Un choix se révélant pertinent car servant avec brio le propos développé par le scénario, qui témoigne du climat délétère propre à l’époque dans laquelle nous évoluons. Avec La Fracture, se dessine une peinture plutôt terne de notre société, qui se délite de toutes parts sans réelle perspective d’amélioration. Comme l’indique à raison son titre, le film se concentre sur différents points de rupture, que ce soit celle d’un couple, d’une population face à son gouvernement, d’un système de santé sacrifié sur l’autel de l’économie et du rendement. Une dégradation qui se vérifie par le biais d’une déambulation dans les couloirs d’un hôpital où se croisent patients et personnel, le temps d’une nuit pour le moins chaotique. Restant constamment sur le fil du rasoir, ce chassé-croisé monte petit à petit en pression, les situations vécues par notre galerie de personnages s’intensifiant alors que la colère gronde.
Se déroulant en plein hiver 2018, qui fût marqué par le mouvement des Gilets Jaunes, l’intrigue se concentre tout d’abord sur les déboires amoureux d’un couple, Julie et Raf, dont l’histoire semble toucher à sa fin. A la suite d’un malencontreux accident, cette dernière se casse le coude, point de départ de cette virée aux urgences pour le moins cocasse. Si l’on se marre de l’hystérie de Raf, incarnée avec grandiloquence par une Valeria Bruni-Tedeschi en grande forme dans un rôle qui peut vite se révéler irritant, l’humour distillé de part et d’autres du long-métrage fait office d’exutoire bienvenue face à l’exposition d’une triste réalité. Nous pouvons citer les débordements émanant des manifestations survenues dans la capitale, permettant d’aborder les violences policières par le prisme de Yann, routier blessé par un LBD – incarné par un Pio Marmaï investi et magnétique – et d’autres victimes de la répression. De cette situation de crise se dissipe un autre problème de taille, l’effondrement de l’hôpital, dont la mise à sac par les politiques amène à des conséquences drastiques, ce qui fait la force de La Fracture.

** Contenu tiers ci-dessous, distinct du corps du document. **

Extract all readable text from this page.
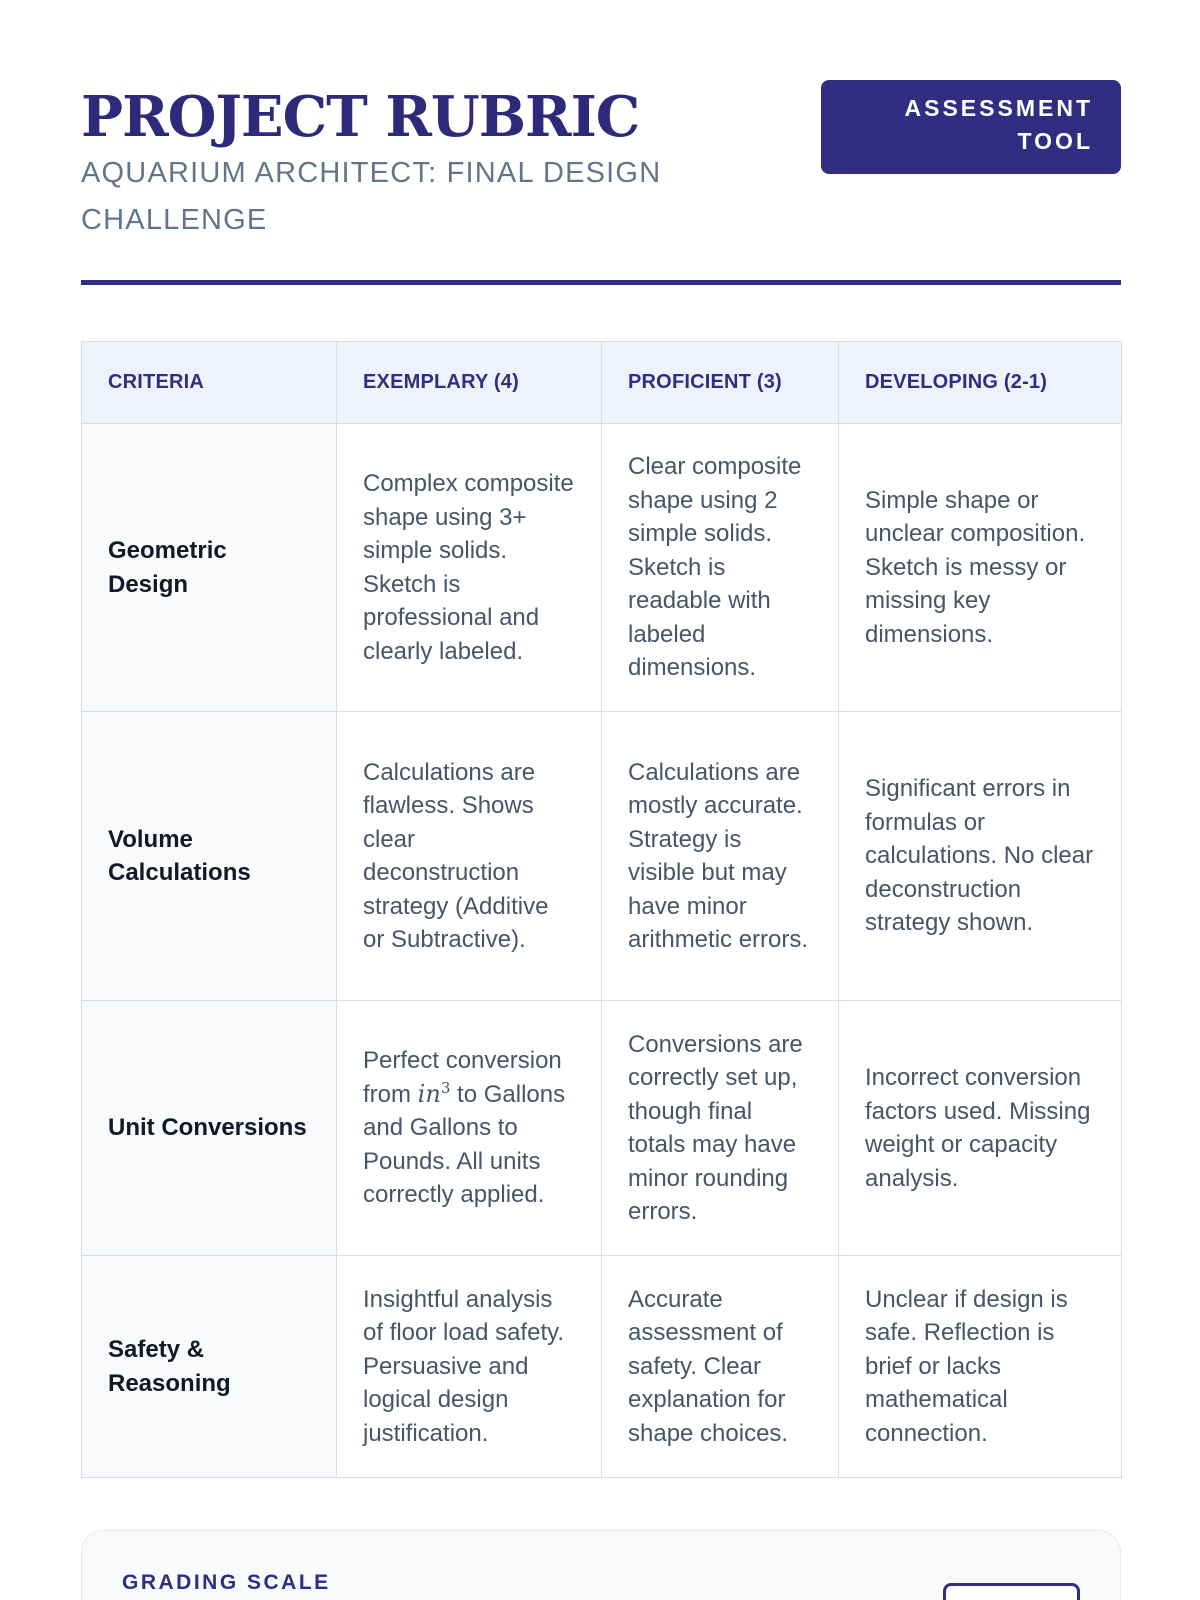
PROJECT RUBRIC
AQUARIUM ARCHITECT: FINAL DESIGN CHALLENGE
ASSESSMENT TOOL
CRITERIA	EXEMPLARY (4)	PROFICIENT (3)	DEVELOPING (2-1)
Geometric Design	Complex composite shape using 3+ simple solids. Sketch is professional and clearly labeled.	Clear composite shape using 2 simple solids. Sketch is readable with labeled dimensions.	Simple shape or unclear composition. Sketch is messy or missing key dimensions.
Volume Calculations	Calculations are flawless. Shows clear deconstruction strategy (Additive or Subtractive).	Calculations are mostly accurate. Strategy is visible but may have minor arithmetic errors.	Significant errors in formulas or calculations. No clear deconstruction strategy shown.
Unit Conversions	Perfect conversion from $in^3$ to Gallons and Gallons to Pounds. All units correctly applied.	Conversions are correctly set up, though final totals may have minor rounding errors.	Incorrect conversion factors used. Missing weight or capacity analysis.
Safety & Reasoning	Insightful analysis of floor load safety. Persuasive and logical design justification.	Accurate assessment of safety. Clear explanation for shape choices.	Unclear if design is safe. Reflection is brief or lacks mathematical connection.
GRADING SCALE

Dans un aspect quasi-documentaire, Catherine Corsini se place en plein cœur de la mêlée et – caméra au poing – suit médecins, infirmiers, patients, tous se trouvant dans une situation d’impuissance, sans savoir où donner de la tête. Manque de moyens, manque de personnel, délabrement des locaux, rien ne nous est épargné de la mauvaise condition de notre système de santé, au bord du gouffre. Preuve accablante, le parcours de Kim, infirmière résiliente qui enchaîne les gardes plus que de raison pour ne pas abandonner ses collègues – ce qui rejoint nombreux témoignages aperçus ces derniers temps dans les médias, la pandémie de COVID-19 ayant mis en lumière les carences de ce milieu. Interprétée par Aissatou Diallo Sagna, une actrice non-professionnelle qui offre une prestation de qualité pour son premier rôle à l’écran, ce personnage est l’atout cœur du film, symbole d’une profession éreintée, peu soutenue mais se battant jusqu’au bout pour ses semblables. Ce que met en lumière la réalisatrice, qui dénonce à juste-titre ces conditions déplorables dans lesquelles travaillent ces soldats de la première ligne.
Avec La Fracture, Catherine Corsini dresse un constat peu flatteur d’une démocratie sur le déclin, avec une comédie dramatique dénonçant avec panache les nombreuses dérives périclitant notre société. Portée par une distribution investie et bénéficiant d’un scénario d’excellente facture, cette nouvelle œuvre de la réalisatrice appuie là où ça fait mal, élaborant une critique acerbe du système actuel où les dissensions sont monnaie courante.